각 input data에 의해 생성된 데이터의 label (\(\hat{y}_{ij}\)) 는 기존 input data의 label 인 \(y_i\)를 보존하거나 original data로 훈련된 teacher model을 통해 soft 및 hard 레이블을 사용할 수 있다.
SSMBA를 NLP에 적용을 할 것이며, \(q\) 로는 MLM을, \(r\) 로는 pre-trained BERT 모델을 사용한다.
다른 DA 방식과는 다르게 fine-tuning이 필요하지 않으며, supervised learning에 대부분 적용할 수 있다.
\(q, r, dataset\) 만이 필요하다.

4. Datasets

총 9개의 데이터셋을 사용
- 4개의 sentiment analysis datasets
- 2개의 natural language inference (NLI) datasets
- 3개의 machine translation (MT) datasets
- 데이터셋 상세 정보

4.1. Sentiment Analysis

The Amazon Review Dataset (1 to 5 star rating)
- AR-Full : contains reviews from the 10 largest categories
- AR-Clothing : contains reviews in the clothing category seperated into subcategories by metadata
Movies dataset
- SST2 : contains movie review excerpts
- IMDb dataset : contains full length movie reviews
Yelp Review Dataset : contains restaurant reviews with associated business metadata (1 to 5 star rating)

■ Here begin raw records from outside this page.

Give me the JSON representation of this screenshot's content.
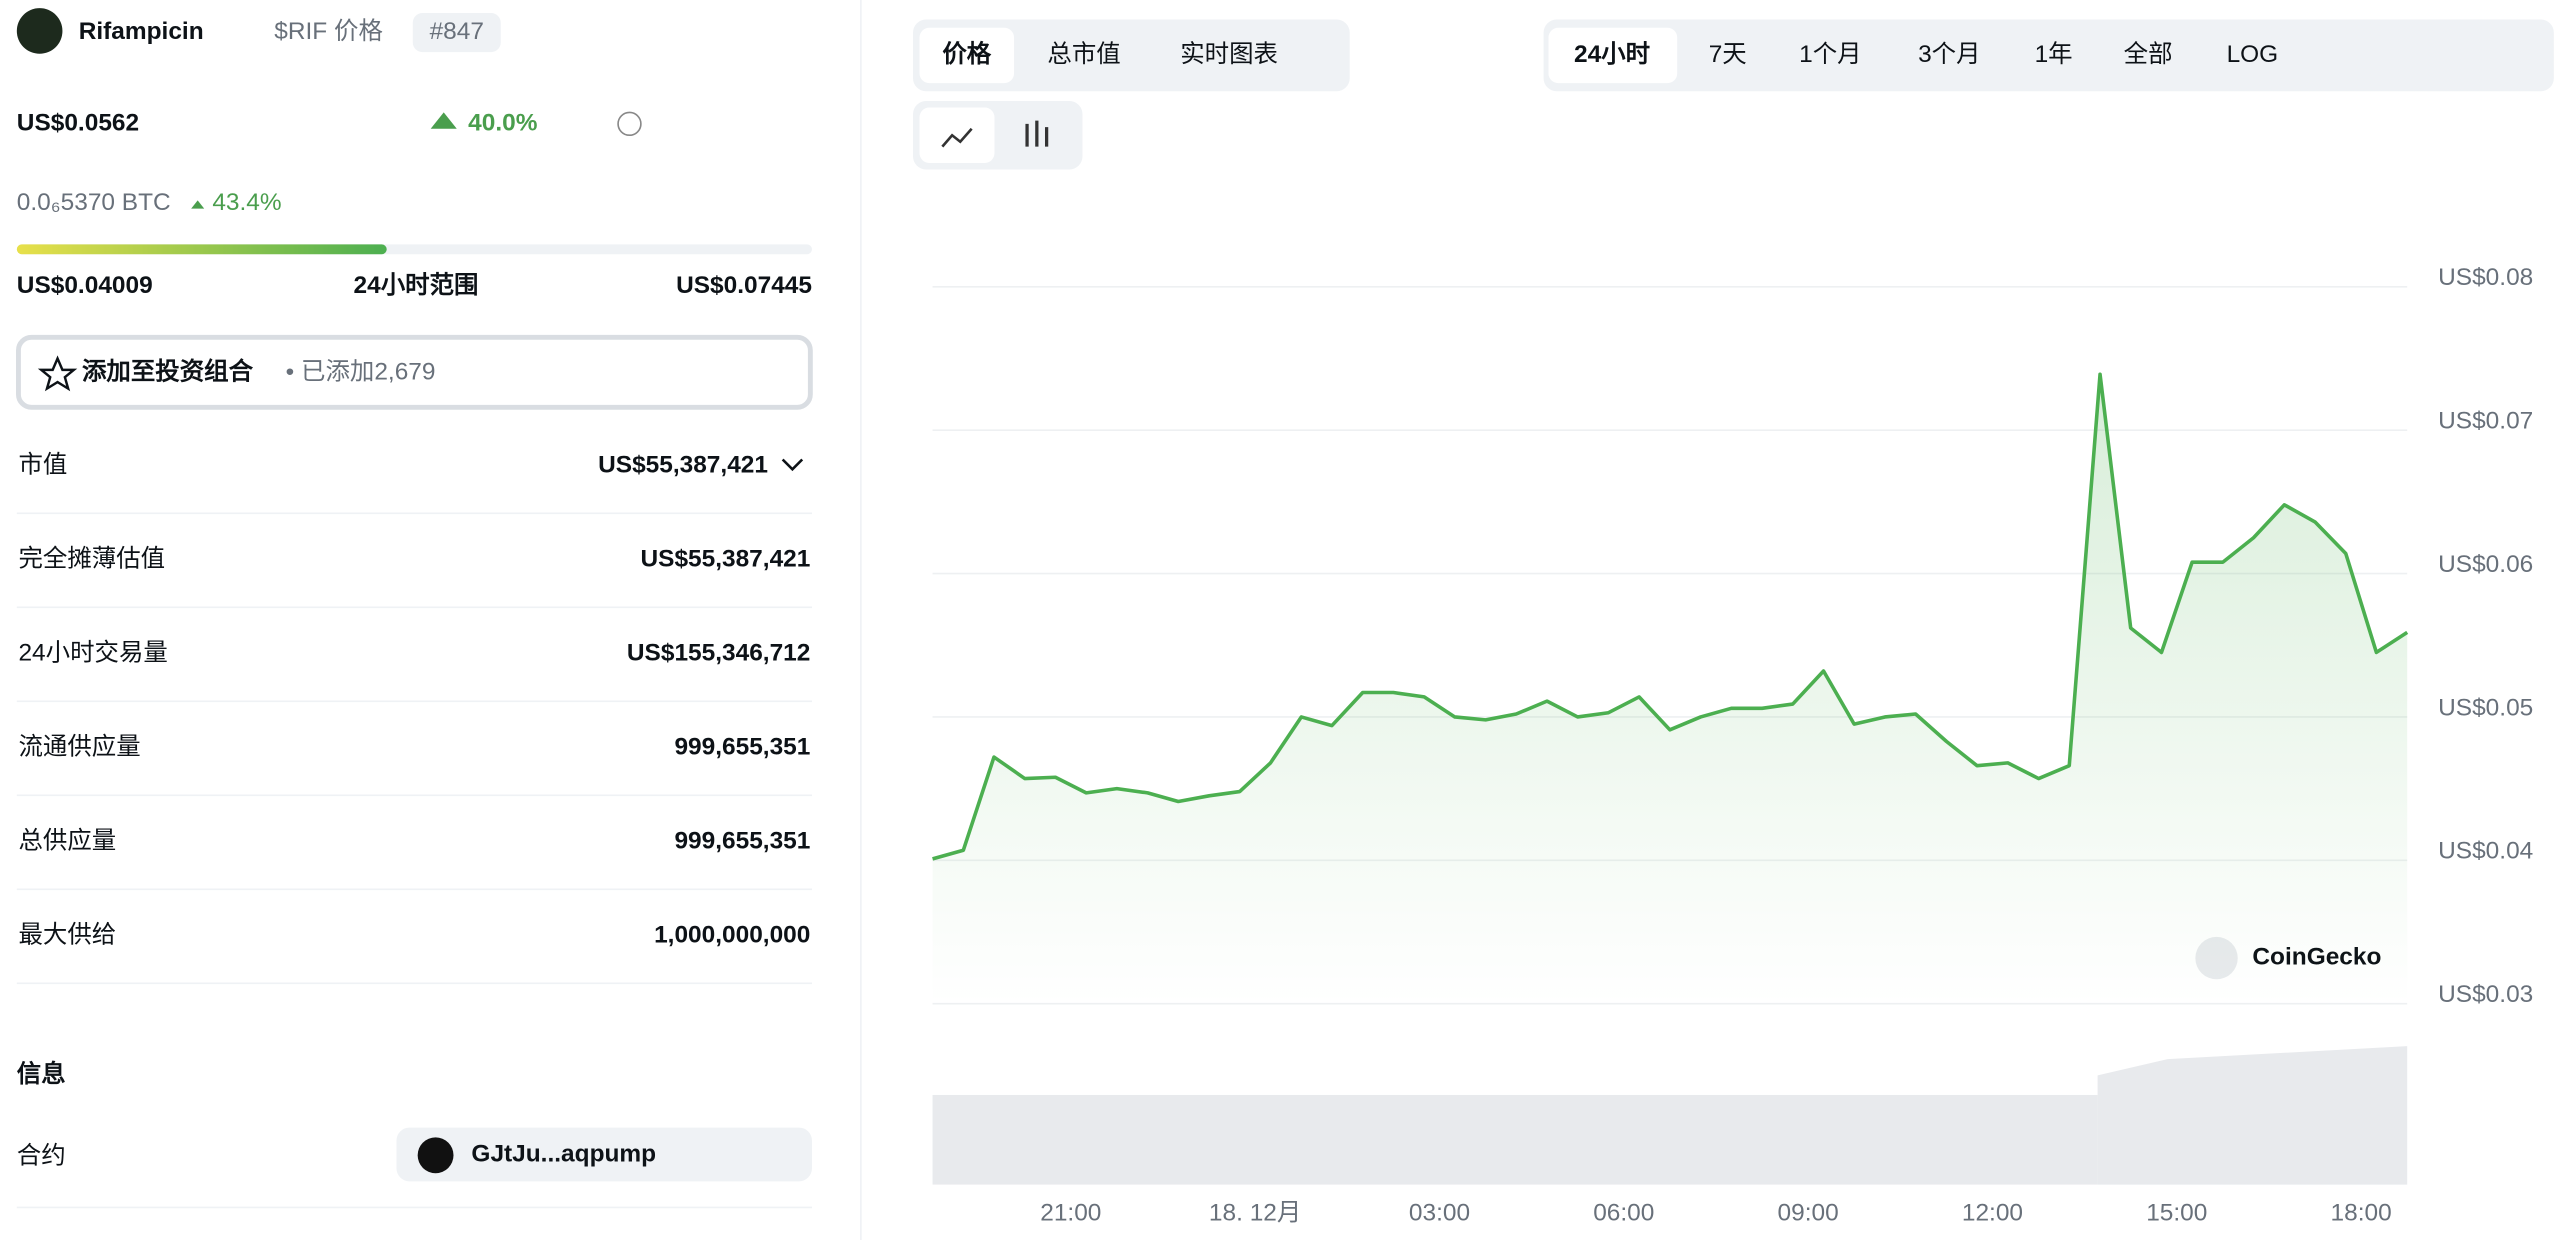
{
  "header": {
    "name": "Rifampicin",
    "symbol": "$RIF 价格",
    "rank": "#847",
    "price": "US$0.0562",
    "change": "40.0%",
    "btc_price": "0.0₆5370 BTC",
    "btc_change": "43.4%",
    "range_low": "US$0.04009",
    "range_label": "24小时范围",
    "range_high": "US$0.07445",
    "portfolio": "添加至投资组合",
    "added": "• 已添加2,679"
  },
  "stats": [
    {
      "label": "市值",
      "value": "US$55,387,421"
    },
    {
      "label": "完全摊薄估值",
      "value": "US$55,387,421"
    },
    {
      "label": "24小时交易量",
      "value": "US$155,346,712"
    },
    {
      "label": "流通供应量",
      "value": "999,655,351"
    },
    {
      "label": "总供应量",
      "value": "999,655,351"
    },
    {
      "label": "最大供给",
      "value": "1,000,000,000"
    }
  ],
  "info": {
    "title": "信息",
    "contract_label": "合约",
    "contract": "GJtJu...aqpump"
  },
  "tabs": [
    "价格",
    "总市值",
    "实时图表"
  ],
  "ranges": [
    "24小时",
    "7天",
    "1个月",
    "3个月",
    "1年",
    "全部",
    "LOG"
  ],
  "chart_data": {
    "type": "line",
    "color": "#4caf50",
    "watermark": "CoinGecko",
    "values": [
      0.0401,
      0.0407,
      0.0472,
      0.0457,
      0.0458,
      0.0447,
      0.045,
      0.0447,
      0.0441,
      0.0445,
      0.0448,
      0.0468,
      0.05,
      0.0494,
      0.0517,
      0.0517,
      0.0514,
      0.05,
      0.0498,
      0.0502,
      0.0511,
      0.05,
      0.0503,
      0.0514,
      0.0491,
      0.05,
      0.0506,
      0.0506,
      0.0509,
      0.0532,
      0.0495,
      0.05,
      0.0502,
      0.0483,
      0.0466,
      0.0468,
      0.0457,
      0.0466,
      0.0739,
      0.0562,
      0.0545,
      0.0608,
      0.0608,
      0.0625,
      0.0648,
      0.0636,
      0.0614,
      0.0545,
      0.0559
    ],
    "xlim": [
      0,
      48
    ],
    "xticks": [
      {
        "value": 4.5,
        "label": "21:00"
      },
      {
        "value": 10.5,
        "label": "18. 12月"
      },
      {
        "value": 16.5,
        "label": "03:00"
      },
      {
        "value": 22.5,
        "label": "06:00"
      },
      {
        "value": 28.5,
        "label": "09:00"
      },
      {
        "value": 34.5,
        "label": "12:00"
      },
      {
        "value": 40.5,
        "label": "15:00"
      },
      {
        "value": 46.5,
        "label": "18:00"
      }
    ],
    "ylim": [
      0.03,
      0.08
    ],
    "yticks": [
      {
        "value": 0.03,
        "label": "US$0.03"
      },
      {
        "value": 0.04,
        "label": "US$0.04"
      },
      {
        "value": 0.05,
        "label": "US$0.05"
      },
      {
        "value": 0.06,
        "label": "US$0.06"
      },
      {
        "value": 0.07,
        "label": "US$0.07"
      },
      {
        "value": 0.08,
        "label": "US$0.08"
      }
    ],
    "grid": true
  }
}
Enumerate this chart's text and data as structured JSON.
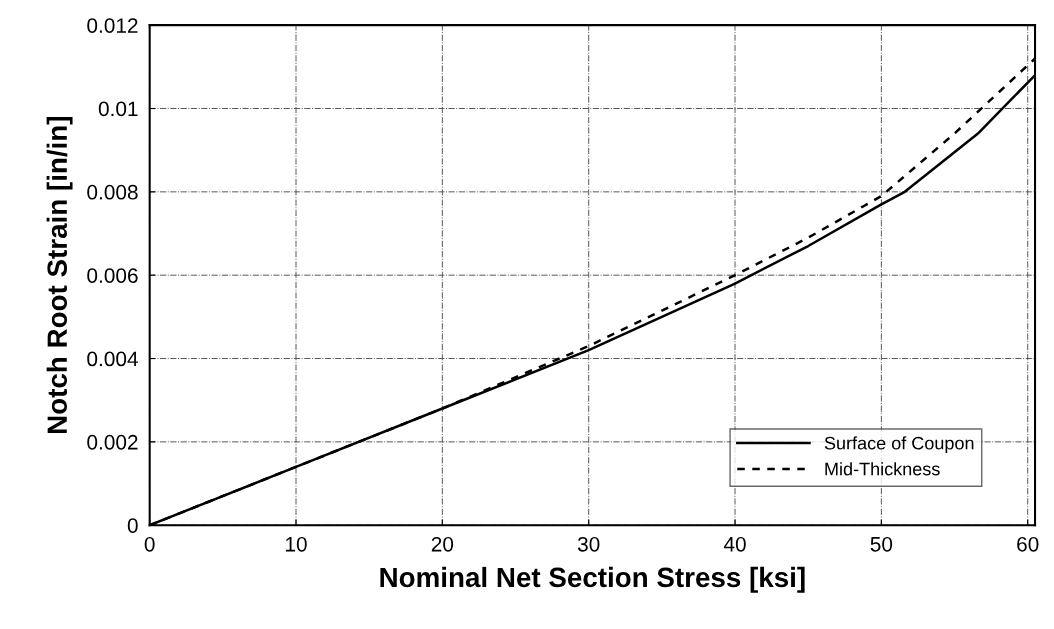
{
  "chart_data": {
    "type": "line",
    "xlabel": "Nominal Net Section Stress [ksi]",
    "ylabel": "Notch Root Strain [in/in]",
    "xlim": [
      0,
      60.5
    ],
    "xticks": [
      0,
      10,
      20,
      30,
      40,
      50,
      60
    ],
    "ylim": [
      0,
      0.012
    ],
    "yticks": [
      0,
      0.002,
      0.004,
      0.006,
      0.008,
      0.01,
      0.012
    ],
    "grid": true,
    "legend": "lower right",
    "series": [
      {
        "name": "Surface of Coupon",
        "color": "#000000",
        "line_style": "solid",
        "x": [
          0,
          10,
          20,
          30,
          40,
          45,
          50,
          51.6,
          56.6,
          60.5
        ],
        "values": [
          0,
          0.0014,
          0.0028,
          0.0042,
          0.0058,
          0.0067,
          0.0077,
          0.008,
          0.0094,
          0.0108
        ]
      },
      {
        "name": "Mid-Thickness",
        "color": "#000000",
        "line_style": "dashed",
        "x": [
          0,
          10,
          20,
          30,
          40,
          45,
          50,
          55,
          60.5
        ],
        "values": [
          0,
          0.0014,
          0.0028,
          0.0043,
          0.006,
          0.0069,
          0.0079,
          0.0094,
          0.0112
        ]
      }
    ]
  }
}
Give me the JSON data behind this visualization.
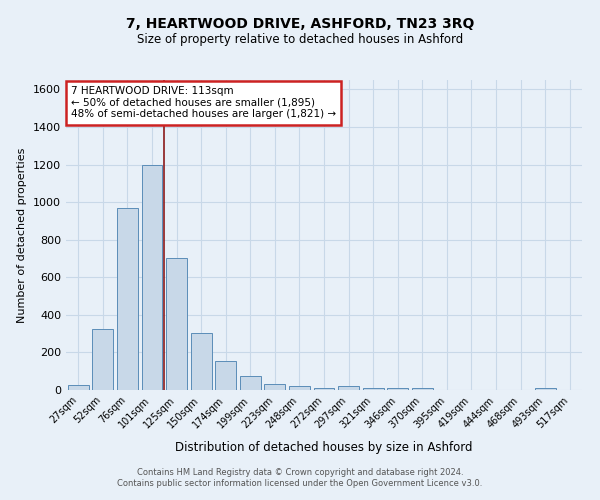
{
  "title": "7, HEARTWOOD DRIVE, ASHFORD, TN23 3RQ",
  "subtitle": "Size of property relative to detached houses in Ashford",
  "xlabel": "Distribution of detached houses by size in Ashford",
  "ylabel": "Number of detached properties",
  "footer_line1": "Contains HM Land Registry data © Crown copyright and database right 2024.",
  "footer_line2": "Contains public sector information licensed under the Open Government Licence v3.0.",
  "bar_labels": [
    "27sqm",
    "52sqm",
    "76sqm",
    "101sqm",
    "125sqm",
    "150sqm",
    "174sqm",
    "199sqm",
    "223sqm",
    "248sqm",
    "272sqm",
    "297sqm",
    "321sqm",
    "346sqm",
    "370sqm",
    "395sqm",
    "419sqm",
    "444sqm",
    "468sqm",
    "493sqm",
    "517sqm"
  ],
  "bar_values": [
    25,
    325,
    970,
    1200,
    700,
    305,
    155,
    75,
    30,
    20,
    12,
    20,
    10,
    12,
    10,
    0,
    0,
    0,
    0,
    10,
    0
  ],
  "bar_color": "#c8d8e8",
  "bar_edge_color": "#5b8db8",
  "grid_color": "#c8d8e8",
  "bg_color": "#e8f0f8",
  "vline_color": "#8b1a1a",
  "annotation_text": "7 HEARTWOOD DRIVE: 113sqm\n← 50% of detached houses are smaller (1,895)\n48% of semi-detached houses are larger (1,821) →",
  "annotation_box_color": "#ffffff",
  "annotation_box_edge_color": "#cc2222",
  "ylim": [
    0,
    1650
  ],
  "yticks": [
    0,
    200,
    400,
    600,
    800,
    1000,
    1200,
    1400,
    1600
  ]
}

4.2. Natural Language Inference

MNLI : corpus of NLI data from 10 distinct genres of written and spoken English.
ANML : corpus of NLI data designed adversarially by humans such that state-of-the-art models fail to classify examples correctly.

4.3. Machine Translation

IWSLT14 (de → en)
OPUS (OOD)
Allegra corpus

5. Experimental Setup

5. 1. Model Types

Sentiment analysis tasks : LSTMs and CNNs
NLI tasks : fine-tuned RoBERTa_base
MT tasks : Transformers

5. 2. SSMBA Settings

\(q\) : MLM corruption function
Corruption percentage 는 튜닝
Sentiment analysis and NLI에서 \(r\) 은 RoBERTa_base 사용
MT 에서는 pre-trained German BERT model 사용
각 인풋 데이터마다 5개의 샘플을 unrestricted sampling 함
MT 에서는 빔사이즈 5
Table 8

5. 3. Baselines

Sentiment analysis and NLI tasks

Easy Data Augmentation (EDA)
Conditional Bert Contextual Augmentation (CBERT)
Unsupervised Data Augmentation (UDA) : Back translation

MT tasks

Word dropout : randomly chooses word in the source sentence to set to zero embeddings
Reward Augmented Maximum Likelihood (RAML) : noisy target sentences
SwitchOut : noise function similar to RAML to both the source and target side

5. 4. Evaluation Method

LSTM / CNN은 10 random seeds
RoBERTa 는 5 random seeds
Transformers 는 3random seeds
각 도메인에서 학습하고 평가에는 모든 도메인에 대해 평가 (OOD)

6. Results

6. 1. Sentiment Analysis

OOD 데이터에서 SSMBA가 baseline과 다른 augmentation method 보다 좋다.
In-domain (ID) 데이터에서는 CNN에서는 마찬가지로 좋았고 RNN에서는 Movies 를 제외하고 가장 좋았다.
OOD 에 대해서 RNN 에서 평균 1.1% 상승 했고 CNN에서는 0.7% 상승했다
ID 에 대해서 RNN은 0.8% CNN에서는 0.4% 상승 했다.
다른 방법론들은 OOD에 대해서 성능이 조금 오르거나 낮아지는 경우도 있었다.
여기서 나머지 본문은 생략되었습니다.